Weil Burzi die Grandezza liebte und der Elf den Aufstieg des Mini markieren sollte, ging es auch innen vornehm zu. Vor allem bei den jüngeren Exemplaren, die als MK III ab 1966 gebaut wurden. Die Armaturen sind mit Wurzelholz vertäfelt, die  Sitzchen mit Leder bespannt, die Füße fahren über langfloorigen Teppich, am Schaltknüppel prangt ein Holzknauf und die verchromten Pedale tragen sogar das Riley-Wappen. Nur die Platzverhältnisse bleiben gewohnt bescheiden. Vorn sitzt man zwar überraschend bequem auf den kleinen Hockern, wenn man das Lenkrad erst einmal zwischen die Knie geklemmt, das Bein um den Schaltknüppel gelegt und den Kopf auch noch ins Auto gebracht hat. Zur Not kann man sogar hinten ein paar Meter mitfahren. Doch das Einsteigen ist eine gymnastische Übung, die ein gewisses Geschick erfordert. Großzügig ist beim Elf nur der Kofferraum: Wo der klassische Mini hinter seiner winzigen Klappe kaum mehr als einen Kulturbeutel schluckt, passen bei der Bonsai-Limousine tatsächlich zwei Koffer unter die fast schon riesige Haube, die sich zwischen zwei süßen Heckflossen öffnet.

 

Schicke Stufe: Endlich mal ein Kleinwagen mit echtem Kofferraum.

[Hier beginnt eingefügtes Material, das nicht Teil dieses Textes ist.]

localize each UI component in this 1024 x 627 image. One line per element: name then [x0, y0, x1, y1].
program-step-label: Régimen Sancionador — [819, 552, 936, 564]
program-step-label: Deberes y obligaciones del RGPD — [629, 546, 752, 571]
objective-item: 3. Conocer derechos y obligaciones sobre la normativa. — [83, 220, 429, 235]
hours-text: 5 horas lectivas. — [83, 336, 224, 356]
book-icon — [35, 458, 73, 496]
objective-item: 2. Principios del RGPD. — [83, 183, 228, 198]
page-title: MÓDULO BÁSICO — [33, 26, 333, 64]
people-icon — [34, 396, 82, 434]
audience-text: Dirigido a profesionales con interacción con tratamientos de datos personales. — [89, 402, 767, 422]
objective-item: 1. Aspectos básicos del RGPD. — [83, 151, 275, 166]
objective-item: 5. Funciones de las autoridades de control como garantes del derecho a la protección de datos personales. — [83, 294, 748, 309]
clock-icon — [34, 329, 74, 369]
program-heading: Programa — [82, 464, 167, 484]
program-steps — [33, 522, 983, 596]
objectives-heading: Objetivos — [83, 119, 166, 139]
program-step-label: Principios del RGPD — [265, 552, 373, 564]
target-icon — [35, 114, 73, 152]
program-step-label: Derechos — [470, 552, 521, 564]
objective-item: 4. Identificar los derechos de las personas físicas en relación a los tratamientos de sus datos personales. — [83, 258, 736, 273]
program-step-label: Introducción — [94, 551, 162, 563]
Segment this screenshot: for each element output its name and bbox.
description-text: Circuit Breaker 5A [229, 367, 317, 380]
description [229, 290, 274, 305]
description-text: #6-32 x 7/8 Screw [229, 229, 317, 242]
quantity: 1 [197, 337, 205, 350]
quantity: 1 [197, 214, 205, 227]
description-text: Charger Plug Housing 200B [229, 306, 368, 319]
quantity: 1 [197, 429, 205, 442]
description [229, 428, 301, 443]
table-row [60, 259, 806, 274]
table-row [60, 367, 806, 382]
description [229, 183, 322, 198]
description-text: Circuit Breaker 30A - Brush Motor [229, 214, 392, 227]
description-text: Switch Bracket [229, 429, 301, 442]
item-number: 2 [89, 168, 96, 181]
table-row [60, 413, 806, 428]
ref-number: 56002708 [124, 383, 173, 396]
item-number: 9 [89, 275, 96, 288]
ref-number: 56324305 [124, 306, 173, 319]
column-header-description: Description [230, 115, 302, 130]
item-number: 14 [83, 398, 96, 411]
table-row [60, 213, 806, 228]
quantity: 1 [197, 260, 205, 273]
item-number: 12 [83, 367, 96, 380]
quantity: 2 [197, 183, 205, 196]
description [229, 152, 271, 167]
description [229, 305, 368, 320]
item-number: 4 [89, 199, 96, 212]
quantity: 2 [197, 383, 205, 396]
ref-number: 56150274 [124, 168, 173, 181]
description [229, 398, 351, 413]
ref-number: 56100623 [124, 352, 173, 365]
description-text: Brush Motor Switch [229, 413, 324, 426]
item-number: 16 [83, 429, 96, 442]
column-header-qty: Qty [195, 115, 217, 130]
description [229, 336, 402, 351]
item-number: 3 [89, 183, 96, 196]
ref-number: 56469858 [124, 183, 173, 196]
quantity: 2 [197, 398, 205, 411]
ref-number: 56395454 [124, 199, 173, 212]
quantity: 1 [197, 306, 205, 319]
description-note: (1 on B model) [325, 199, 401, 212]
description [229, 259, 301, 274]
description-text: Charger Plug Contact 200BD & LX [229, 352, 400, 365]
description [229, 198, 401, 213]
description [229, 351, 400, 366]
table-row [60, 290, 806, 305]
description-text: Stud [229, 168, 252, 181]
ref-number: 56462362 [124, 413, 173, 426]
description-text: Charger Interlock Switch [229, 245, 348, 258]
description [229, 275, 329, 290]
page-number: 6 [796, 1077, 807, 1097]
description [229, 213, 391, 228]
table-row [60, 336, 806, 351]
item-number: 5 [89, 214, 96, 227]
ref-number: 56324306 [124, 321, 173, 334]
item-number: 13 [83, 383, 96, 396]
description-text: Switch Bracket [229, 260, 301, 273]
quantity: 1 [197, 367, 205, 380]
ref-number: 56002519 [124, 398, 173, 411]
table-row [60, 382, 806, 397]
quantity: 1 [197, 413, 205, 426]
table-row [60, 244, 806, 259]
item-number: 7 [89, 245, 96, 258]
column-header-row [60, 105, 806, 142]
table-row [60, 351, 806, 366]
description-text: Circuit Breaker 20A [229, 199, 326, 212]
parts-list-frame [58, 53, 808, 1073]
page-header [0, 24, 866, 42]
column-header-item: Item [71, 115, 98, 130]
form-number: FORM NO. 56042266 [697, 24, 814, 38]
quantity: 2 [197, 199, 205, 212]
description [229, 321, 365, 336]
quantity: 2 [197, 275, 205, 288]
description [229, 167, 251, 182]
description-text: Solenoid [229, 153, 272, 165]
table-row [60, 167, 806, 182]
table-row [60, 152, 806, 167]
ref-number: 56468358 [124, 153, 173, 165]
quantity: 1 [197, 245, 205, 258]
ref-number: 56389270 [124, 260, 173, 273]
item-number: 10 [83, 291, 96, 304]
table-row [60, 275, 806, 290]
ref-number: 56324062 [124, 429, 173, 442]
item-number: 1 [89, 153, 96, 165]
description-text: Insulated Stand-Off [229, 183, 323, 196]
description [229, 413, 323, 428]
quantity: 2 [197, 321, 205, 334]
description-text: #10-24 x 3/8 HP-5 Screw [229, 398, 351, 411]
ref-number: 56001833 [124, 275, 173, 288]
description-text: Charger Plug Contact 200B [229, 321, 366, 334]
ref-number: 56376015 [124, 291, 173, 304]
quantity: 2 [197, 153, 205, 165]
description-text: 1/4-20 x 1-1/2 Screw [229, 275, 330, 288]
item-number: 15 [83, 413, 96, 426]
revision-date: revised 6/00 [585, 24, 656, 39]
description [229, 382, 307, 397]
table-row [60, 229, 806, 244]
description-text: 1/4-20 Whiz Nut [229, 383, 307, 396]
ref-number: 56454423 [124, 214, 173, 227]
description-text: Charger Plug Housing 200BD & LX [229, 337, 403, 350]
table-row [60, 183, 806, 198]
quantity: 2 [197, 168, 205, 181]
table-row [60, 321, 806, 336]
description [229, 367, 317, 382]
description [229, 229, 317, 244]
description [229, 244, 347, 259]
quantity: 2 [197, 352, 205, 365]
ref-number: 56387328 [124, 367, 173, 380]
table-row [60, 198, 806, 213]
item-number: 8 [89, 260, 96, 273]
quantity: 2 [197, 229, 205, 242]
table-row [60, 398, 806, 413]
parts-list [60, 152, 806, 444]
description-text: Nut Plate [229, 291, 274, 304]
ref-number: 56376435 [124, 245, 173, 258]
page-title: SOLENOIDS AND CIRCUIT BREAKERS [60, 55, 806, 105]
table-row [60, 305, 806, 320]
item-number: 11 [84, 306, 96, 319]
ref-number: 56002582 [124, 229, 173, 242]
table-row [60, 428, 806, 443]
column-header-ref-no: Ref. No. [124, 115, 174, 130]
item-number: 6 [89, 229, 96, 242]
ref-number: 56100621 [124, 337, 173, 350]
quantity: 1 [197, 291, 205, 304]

So klein wie das Auto ist auch der Motor: Ein 1,0-Liter-Vierzylinder mit 38 PS musste dem kleinen Luxusliner reichen – opulente Fortbewegung sieht anders aus. Denn obwohl das Auto keine 700 Kilo wiegt, tut sich der Elf mit den rund 120 Sachen Spitzentempo ziemlich schwer. Aber heute fühlen sich schon 50 km/h ohne Servolenkung, mit einem butterweichen Hydrolastic-Fahrwerk und ziemlich zahnlosen Trommelbremsen so flott an, dass man Vollgas erst gar nicht mehr ausprobieren möchte.

 

Zwar hat Mini den Riley und den Hornet immer wieder auf Vordermann gebracht, doch wie alle Moden war auch der Stufenschnitt eher kurzlebig. Nach neu  Jahren und zusammen immerhin fast 60.000 Exemplaren stellen die Briten erst die Produktion des Elf und mit ihm die gesamte Marke Riley und kurz darauf auch die des Hornet ein. Doch auch mehr als 40 Jahre später ist der Exot nicht vergessen – zumindest nicht im Vereinigten  Königreich. Dort gibt es Dutzende Clubs, Websites und Portale, die sich um den englischen Elfen kümmern. Diesseits des Kanals allerdings macht sich der Wagen genauso rar wie das Fabelwesen, das ihm seinen Namen gab. Auf der Straße sieht man ihn genauso selten wie in den Kleinanzeigen. Und wenn man mal einen findet, ist man schnell bei Preisen zwischen 10.000 und 15.000 Euro. Das ist viel Geld für einen Kleinwagen, der zu Produktionsbeginn einmal knapp  700 Pfund gekostet hat, sagt der stolze Besitzer unseres Fotofahrzeuges. Doch der junge Mann weiß auch, dass er trotzdem noch billig weg gekommen ist. Denn wenn Mini ernst macht und es bald tatsächlich eine neue Limousine gibt, dürfte die Preise für das Original noch einmal deutlich anziehen.